A low noise amplifier (LNA) is an essential active RF device in virtually all receiver (RX) front-ends (FE) and throughout the signal chain in many sensitive designs. LNAs are designed to amplify weak RF signals while introducing minimal noise into the signal chain. For these reasons, LNAs can be found at the front-end for essentially all test and measurement receivers, such as vector network analyzers, spectrum/signal analyzers, and digitizers. Moreover, LNAs are ubiquitous in the front-ends for RF sensing applications, for instance, radar and millimeter-wave imaging.
When should you use a low noise amplifier?
LNAs are most commonly used to amplify the very weak signals captured by an antenna. To avoid noise and other undesirable interference also being amplified, a LNA should generally be placed as close to the receiving antenna or the receive side switch/circulator/filter as possible. It may be necessary to place the LNA after a limiter, balun, or other impedance matching circuit, given other specific requirements of the given receiver or signal chain.
In other cases, especially after highly selective filtering or attenuation for impedance matching purposes, an LNA may be useful in adding gain to the signal chain. This may include adding gain with minimal added noise before a mixer or other active device that requires a given minimum power level that may not be readily achieved without amplification. This could also be at the input of an analog-to-digital converter (ADC) for direct digital conversion (DDC) or direct RF conversion (DRFC).

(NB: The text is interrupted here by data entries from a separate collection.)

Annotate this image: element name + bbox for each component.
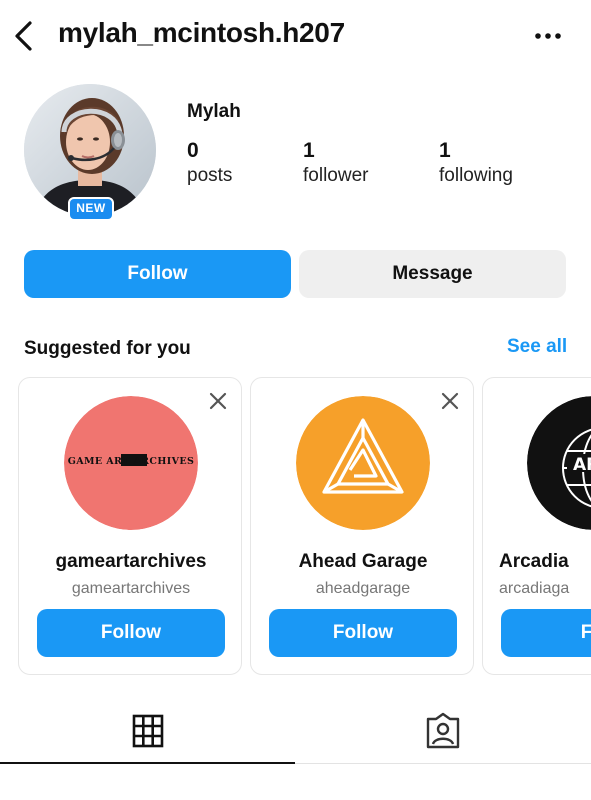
tab-posts-grid[interactable]	[0, 700, 295, 764]
back-button[interactable]	[10, 18, 38, 54]
dismiss-suggestion-button[interactable]	[207, 390, 229, 412]
message-button[interactable]: Message	[299, 250, 566, 298]
posts-count: 0	[187, 139, 199, 162]
suggestion-handle: arcadiaga	[499, 580, 570, 597]
suggestion-card[interactable]: Ahead Garage aheadgarage Follow	[250, 377, 474, 675]
suggestion-follow-button[interactable]: Follow	[37, 609, 225, 657]
grid-icon	[132, 714, 164, 748]
suggested-cards: GAME ART ARCHIVES gameartarchives gamear…	[18, 377, 591, 677]
followers-count: 1	[303, 139, 315, 162]
posts-stat[interactable]: 0 posts	[187, 139, 232, 189]
follow-button[interactable]: Follow	[24, 250, 291, 298]
suggestion-card[interactable]: GAME ART ARCHIVES gameartarchives gamear…	[18, 377, 242, 675]
close-icon	[209, 392, 227, 410]
arcadia-logo-text: ARC	[573, 455, 591, 475]
tabs-divider	[295, 763, 591, 764]
tab-selected-indicator	[0, 762, 295, 764]
tab-tagged[interactable]	[296, 700, 591, 764]
suggestion-name: gameartarchives	[55, 551, 207, 572]
more-options-button[interactable]	[530, 22, 566, 50]
dismiss-suggestion-button[interactable]	[439, 390, 461, 412]
suggestion-handle: gameartarchives	[71, 580, 191, 597]
more-horizontal-icon	[535, 33, 561, 39]
suggestion-name: Arcadia	[499, 551, 569, 572]
followers-stat[interactable]: 1 follower	[303, 139, 368, 189]
followers-label: follower	[303, 165, 369, 186]
arcadia-logo[interactable]: ARC GA	[527, 396, 591, 530]
suggestion-name: Ahead Garage	[298, 551, 428, 572]
following-stat[interactable]: 1 following	[439, 139, 513, 189]
suggestion-card[interactable]: ARC GA Arcadia arcadiaga Fol	[482, 377, 591, 675]
new-badge: NEW	[68, 197, 114, 221]
tagged-person-icon	[426, 712, 460, 749]
profile-username: mylah_mcintosh.h207	[58, 17, 345, 48]
chevron-left-icon	[15, 21, 32, 51]
display-name: Mylah	[187, 101, 241, 122]
top-bar: mylah_mcintosh.h207	[0, 0, 591, 72]
close-icon	[441, 392, 459, 410]
following-count: 1	[439, 139, 451, 162]
suggestion-follow-button[interactable]: Fol	[501, 609, 591, 657]
profile-avatar[interactable]: NEW	[24, 84, 156, 221]
profile-tabs	[0, 700, 591, 766]
gameartarchives-logo-text: GAME ART ARCHIVES	[68, 456, 195, 467]
posts-label: posts	[187, 165, 233, 186]
gameartarchives-logo[interactable]: GAME ART ARCHIVES	[64, 396, 198, 530]
see-all-link[interactable]: See all	[507, 336, 567, 358]
suggested-title: Suggested for you	[24, 338, 191, 359]
following-label: following	[439, 165, 513, 186]
aheadgarage-logo[interactable]	[296, 396, 430, 530]
suggestion-follow-button[interactable]: Follow	[269, 609, 457, 657]
suggestion-handle: aheadgarage	[315, 580, 411, 597]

How do I choose a low noise amplifier?
LNAs are not all created equal. Like with other active electronic devices, there are a myriad of performance features and criteria for a given application. The most important features of an LNA are the frequency range (bandwidth), small signal gain, and added noise figure (NF). Other often important figures-of-merit (FOM) for LNAs include size, packaging, phase noise, linearity parameters, input power, gain flatness, VSWR, temperature range, and operating DC voltage/current. The performance capability of an LNA is largely dictated by the design, fabrication technology, and semiconductor type. For instance, a gallium arsenide (GaAs) and indium phosphide (InP) LNA may have lower added noise figure than a gallium arsenide (GaN) LNA, but generally a GaN LNA will be able to withstand higher input voltage levels (higher survivability), which may be desirable in some radar and space applications where high levels of noise/interference are common.
What is a low phase noise amplifier (LPNA)?
A low phase noise amplifier is very similar to a LNA, but includes added design features and considerations toward limiting added phase noise to a signal. Like with most electronics there is a trade-off between how well an amplifier can be built to limit added phase noise and added noise, so some LPNAs may not provide the same added noise level of dedicated LNAs. For applications, such as high-speed wireless communications, minimizing the phase noise in the signal chain may be more critical to ensuring the performance of the communication link than noise figure.